0

I created an application using mongodb and never set an _id field and so am defaulting to mongo's objectId field.

I cant generate an _id field now.

Is there a way to customize how mongo generates the objectId for a specific collection?

I want to change it to a unix timestamp object to ensure uniqueness.

user1175817
  • 449
  • 2
  • 7
  • 17
  • Is there a reason that the default _id doesn't ensure uniqueness for you? – cptroot Aug 01 '13 at 18:52
  • it does ensure uniqueness. my client wants a more user friendly looking reference – user1175817 Aug 01 '13 at 18:56
  • There is no mechanism to change how _id is generated for a collection inside pymongo. The chances of an ObjectId collision are small see: http://stackoverflow.com/a/5694803/156427 – Ross Aug 19 '13 at 10:10

2 Answers2

1

I'm pretty sure you cannot customize how mongo generates the objectId for a specific collection (short of modifying the source code and then rebuilding). You can certainly change the _id field though. Here's a quick and dirty code snippet demonstrating this:

import pymongo
import time   
conn = pymongo.MongoClient()

def check_uniqueness(id):
    if conn['test']['test'].find({'_id':id}.count() > 1
        return False
    return True

def main()
    while True:
         proposed_id = time.time()
         if check_uniqueness(proposed_id):
               conn['test']['test'].insert({'_id': proposed_time})
               break

Using a timestamp might not be the best idea especially if you are connecting to your mongo instance form multiple machines whose clocks aren't synchronized. You could very easily generate conflicts, especially if your mongo instance is doing a lot of writes.

the_man_slim
  • 1,155
  • 2
  • 11
  • 18
  • 1
    For best performance, it might be better to catch a failure of an `insert` for a duplicate `_id` rather than try to `find` it, and still have a race condition where a second server (or another thread) could insert a document with the same `_id/timestamp`. – WiredPrairie Aug 02 '13 at 17:55
1

I want to change it to a unix timestamp object to ensure uniqueness.

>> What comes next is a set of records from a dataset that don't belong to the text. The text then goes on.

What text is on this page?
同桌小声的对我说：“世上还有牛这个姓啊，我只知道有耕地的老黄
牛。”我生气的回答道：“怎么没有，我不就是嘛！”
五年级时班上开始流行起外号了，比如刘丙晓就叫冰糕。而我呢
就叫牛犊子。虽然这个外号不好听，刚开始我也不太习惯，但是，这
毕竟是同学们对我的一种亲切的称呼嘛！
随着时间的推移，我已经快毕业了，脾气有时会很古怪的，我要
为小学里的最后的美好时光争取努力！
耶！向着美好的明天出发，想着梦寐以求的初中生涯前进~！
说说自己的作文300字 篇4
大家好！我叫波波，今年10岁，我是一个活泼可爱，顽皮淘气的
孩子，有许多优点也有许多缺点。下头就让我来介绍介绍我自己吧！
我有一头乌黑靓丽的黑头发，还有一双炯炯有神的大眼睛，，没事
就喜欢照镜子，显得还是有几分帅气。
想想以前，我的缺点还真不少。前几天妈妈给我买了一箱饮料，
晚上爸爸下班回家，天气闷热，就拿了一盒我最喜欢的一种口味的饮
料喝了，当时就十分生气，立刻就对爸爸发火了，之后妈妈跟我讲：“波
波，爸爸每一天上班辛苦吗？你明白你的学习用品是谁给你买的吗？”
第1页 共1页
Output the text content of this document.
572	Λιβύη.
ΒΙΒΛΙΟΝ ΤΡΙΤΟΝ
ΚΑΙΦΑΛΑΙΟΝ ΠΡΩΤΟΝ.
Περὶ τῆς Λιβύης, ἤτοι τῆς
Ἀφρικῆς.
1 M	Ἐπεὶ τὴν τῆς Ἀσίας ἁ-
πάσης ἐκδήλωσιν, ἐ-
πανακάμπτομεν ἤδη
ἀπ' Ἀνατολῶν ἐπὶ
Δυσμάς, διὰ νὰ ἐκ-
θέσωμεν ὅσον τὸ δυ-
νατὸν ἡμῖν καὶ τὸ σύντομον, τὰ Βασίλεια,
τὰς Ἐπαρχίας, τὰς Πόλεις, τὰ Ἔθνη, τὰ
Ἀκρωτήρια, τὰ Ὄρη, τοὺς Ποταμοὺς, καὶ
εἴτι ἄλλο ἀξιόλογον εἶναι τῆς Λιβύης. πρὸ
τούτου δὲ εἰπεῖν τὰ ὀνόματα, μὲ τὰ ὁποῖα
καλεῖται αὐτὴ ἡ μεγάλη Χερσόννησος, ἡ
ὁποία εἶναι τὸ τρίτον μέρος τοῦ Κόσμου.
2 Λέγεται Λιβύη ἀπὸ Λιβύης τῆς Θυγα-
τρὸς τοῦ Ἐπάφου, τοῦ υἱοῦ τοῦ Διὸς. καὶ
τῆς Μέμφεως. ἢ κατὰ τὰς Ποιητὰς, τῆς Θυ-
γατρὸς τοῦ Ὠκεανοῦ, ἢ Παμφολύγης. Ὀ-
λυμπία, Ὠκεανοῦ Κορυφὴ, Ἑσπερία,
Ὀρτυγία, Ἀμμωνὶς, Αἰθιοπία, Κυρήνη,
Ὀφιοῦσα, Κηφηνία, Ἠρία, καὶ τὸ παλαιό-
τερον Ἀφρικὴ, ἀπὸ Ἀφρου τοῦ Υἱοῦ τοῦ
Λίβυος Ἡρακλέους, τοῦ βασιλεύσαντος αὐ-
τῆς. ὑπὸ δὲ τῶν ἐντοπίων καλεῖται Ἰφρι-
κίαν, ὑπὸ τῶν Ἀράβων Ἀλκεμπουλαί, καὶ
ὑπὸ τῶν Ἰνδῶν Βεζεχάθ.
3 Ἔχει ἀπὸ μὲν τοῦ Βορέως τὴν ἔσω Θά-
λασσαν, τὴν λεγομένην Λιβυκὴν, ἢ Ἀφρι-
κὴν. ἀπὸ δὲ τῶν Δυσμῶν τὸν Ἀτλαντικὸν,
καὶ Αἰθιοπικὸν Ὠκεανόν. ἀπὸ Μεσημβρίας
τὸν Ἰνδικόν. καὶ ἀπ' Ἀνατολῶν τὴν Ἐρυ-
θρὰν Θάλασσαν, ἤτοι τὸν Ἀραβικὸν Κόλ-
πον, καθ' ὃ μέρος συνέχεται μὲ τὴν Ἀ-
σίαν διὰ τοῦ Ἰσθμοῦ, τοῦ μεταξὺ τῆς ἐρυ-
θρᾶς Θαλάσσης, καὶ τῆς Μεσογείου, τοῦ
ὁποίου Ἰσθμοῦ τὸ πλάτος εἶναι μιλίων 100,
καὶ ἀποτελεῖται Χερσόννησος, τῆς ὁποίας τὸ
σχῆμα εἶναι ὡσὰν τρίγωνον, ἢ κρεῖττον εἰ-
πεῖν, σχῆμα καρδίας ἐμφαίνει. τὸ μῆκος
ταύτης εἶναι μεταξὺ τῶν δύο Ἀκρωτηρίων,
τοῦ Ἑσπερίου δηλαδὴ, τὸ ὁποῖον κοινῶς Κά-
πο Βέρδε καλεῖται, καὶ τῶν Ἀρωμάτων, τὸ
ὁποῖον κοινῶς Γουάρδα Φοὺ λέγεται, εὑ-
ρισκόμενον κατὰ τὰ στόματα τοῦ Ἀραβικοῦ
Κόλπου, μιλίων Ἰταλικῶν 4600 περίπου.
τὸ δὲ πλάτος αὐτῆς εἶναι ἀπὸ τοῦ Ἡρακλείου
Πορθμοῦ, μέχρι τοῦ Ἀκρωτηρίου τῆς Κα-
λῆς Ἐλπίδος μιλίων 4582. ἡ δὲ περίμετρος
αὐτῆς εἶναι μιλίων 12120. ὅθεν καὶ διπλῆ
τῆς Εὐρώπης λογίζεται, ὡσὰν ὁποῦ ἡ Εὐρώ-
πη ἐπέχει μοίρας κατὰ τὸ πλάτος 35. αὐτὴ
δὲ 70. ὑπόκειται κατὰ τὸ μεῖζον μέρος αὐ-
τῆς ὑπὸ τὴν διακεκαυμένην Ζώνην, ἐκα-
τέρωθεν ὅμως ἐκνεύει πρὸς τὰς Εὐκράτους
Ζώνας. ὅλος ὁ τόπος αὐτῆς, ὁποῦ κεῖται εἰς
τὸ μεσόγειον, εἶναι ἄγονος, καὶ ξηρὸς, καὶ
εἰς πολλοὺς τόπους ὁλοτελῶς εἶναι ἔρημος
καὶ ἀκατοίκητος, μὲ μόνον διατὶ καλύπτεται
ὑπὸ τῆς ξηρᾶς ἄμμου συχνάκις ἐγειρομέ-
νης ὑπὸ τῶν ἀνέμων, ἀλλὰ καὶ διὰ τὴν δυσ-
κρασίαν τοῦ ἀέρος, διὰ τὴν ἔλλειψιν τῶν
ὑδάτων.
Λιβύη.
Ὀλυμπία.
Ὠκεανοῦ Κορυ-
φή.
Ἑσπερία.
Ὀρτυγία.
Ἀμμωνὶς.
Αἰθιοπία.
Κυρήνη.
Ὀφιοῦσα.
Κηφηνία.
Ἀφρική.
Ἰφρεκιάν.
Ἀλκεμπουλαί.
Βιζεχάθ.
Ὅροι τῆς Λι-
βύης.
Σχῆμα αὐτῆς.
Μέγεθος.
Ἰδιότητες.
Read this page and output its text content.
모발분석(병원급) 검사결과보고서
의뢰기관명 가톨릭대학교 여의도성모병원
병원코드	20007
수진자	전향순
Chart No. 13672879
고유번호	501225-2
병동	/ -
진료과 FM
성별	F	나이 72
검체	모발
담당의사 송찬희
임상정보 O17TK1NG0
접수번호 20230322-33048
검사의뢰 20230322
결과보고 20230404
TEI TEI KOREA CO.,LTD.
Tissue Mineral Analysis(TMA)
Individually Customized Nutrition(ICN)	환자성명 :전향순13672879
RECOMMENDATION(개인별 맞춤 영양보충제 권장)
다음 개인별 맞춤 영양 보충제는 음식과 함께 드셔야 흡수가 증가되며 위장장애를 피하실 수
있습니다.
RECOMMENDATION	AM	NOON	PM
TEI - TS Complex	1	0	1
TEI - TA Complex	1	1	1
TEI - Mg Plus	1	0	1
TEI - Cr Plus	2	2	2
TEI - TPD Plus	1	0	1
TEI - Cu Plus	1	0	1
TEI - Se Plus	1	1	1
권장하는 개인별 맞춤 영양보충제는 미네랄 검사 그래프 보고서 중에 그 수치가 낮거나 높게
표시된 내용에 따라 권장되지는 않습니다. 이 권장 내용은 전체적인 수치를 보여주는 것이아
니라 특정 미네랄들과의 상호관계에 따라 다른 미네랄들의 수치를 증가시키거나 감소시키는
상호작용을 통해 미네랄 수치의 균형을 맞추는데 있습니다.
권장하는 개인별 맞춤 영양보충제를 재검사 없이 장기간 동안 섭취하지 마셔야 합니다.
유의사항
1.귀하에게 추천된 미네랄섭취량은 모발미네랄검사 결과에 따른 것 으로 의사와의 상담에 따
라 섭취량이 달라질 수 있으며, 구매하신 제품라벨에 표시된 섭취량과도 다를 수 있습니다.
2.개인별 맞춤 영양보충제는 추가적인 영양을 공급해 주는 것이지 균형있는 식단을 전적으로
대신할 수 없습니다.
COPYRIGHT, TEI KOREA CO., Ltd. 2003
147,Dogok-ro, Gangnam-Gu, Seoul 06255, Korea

Unix timestamps are not as unique as you think they are as stated by wikipedia (implementation sometimes differ): http://en.wikipedia.org/wiki/Unix_time

Unix time, or POSIX time, is a system for describing instants in time, defined as the number of seconds that have elapsed since 00:00:00 Coordinated Universal Time (UTC),

It is because of the granularity of the UNIX timestamp that the ObjectId has an additional inc compound to it, if an operation occurs the same second that inc is increased. It is actually quite common for that inc to be increased in a large database.

If you use timestamp alone you WILL face problems.

Instead I would recommend you either:

  • House two IDs, one user friendly and one not
  • look for something else to replace it, I do not know enough of your scenario to tell you what

Is there a way to customize how mongo generates the objectId for a specific collection?

As the answer by @the_man_slim shows in python, you can insert your own id however, you cannot update the _id field so beware of that.

Sammaye
  • 43,242
  • 7
  • 104
  • 146